A month before the LRM the CEO sent me a letter stating the appeal had failed but confirming the clause for SI 2996 reg 21 had been applied. At the LRM I spent 40 minutes requesting the answer to this question; nothing. When I indicated the meeting was not closed without answer of this question the minutes came back to say there was no challenge regarding closing the meeting. The assessment nurse at the LRM had never heard of such a test until I pointed it out in the Framework from which she had been quoting. They have recorded in the LRM as quoting this PHN test if you remove all the NHS care, what’s left can be delivered by the LA, therefore no PHN. The CEO and chief nurse of the CCG have confirmed from their thorough investigations that the LRM was conducted appropriately. The CEO has denied the existence of a Local Authority Test for a PHN more than once.

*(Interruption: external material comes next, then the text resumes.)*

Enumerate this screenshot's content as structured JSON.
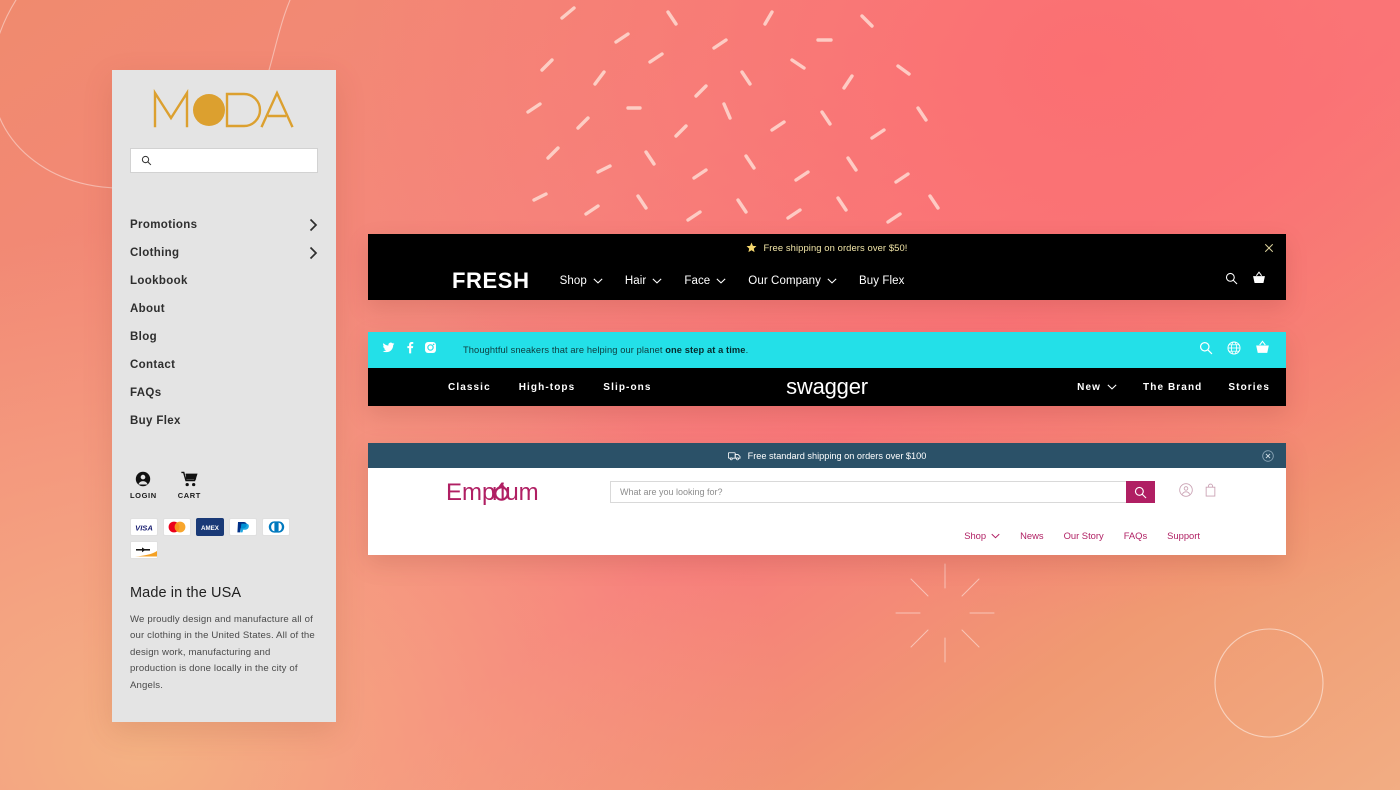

That is why I have come down to the point of asking what causes, what you would once assume to be decent people, to turn ?
They have now agreed to pay as a gesture of goodwill.
I have started to document my case and will probably post it somewhere as what I have explained on this website is just the tip of the iceberg.
Great Stuff! Thanks CTBD, I am so pleased that you’ve responded to the request for more understanding of the 4 Key Indicators. I firmly believe that to be successful in proving your case you have to know how to apply these characteristics better than the assessors do. This first article is clear and informative and I look forward to the next articles on how families go about gathering the evidence, choosing what evidence is relevant and how to present it at an MDT/Appeal.
Thanks again for keeping this forum updated with the excellent articles.
With so much in the news about Social Care and the proposals that are now coming out, families must fight on for NHS CHC Funding to be reformed. Boris and countless other leaders over the last two decades have failed to sort out social care. Boris has promised no one should have to sell their home to fund their care. We all need to hold him to account!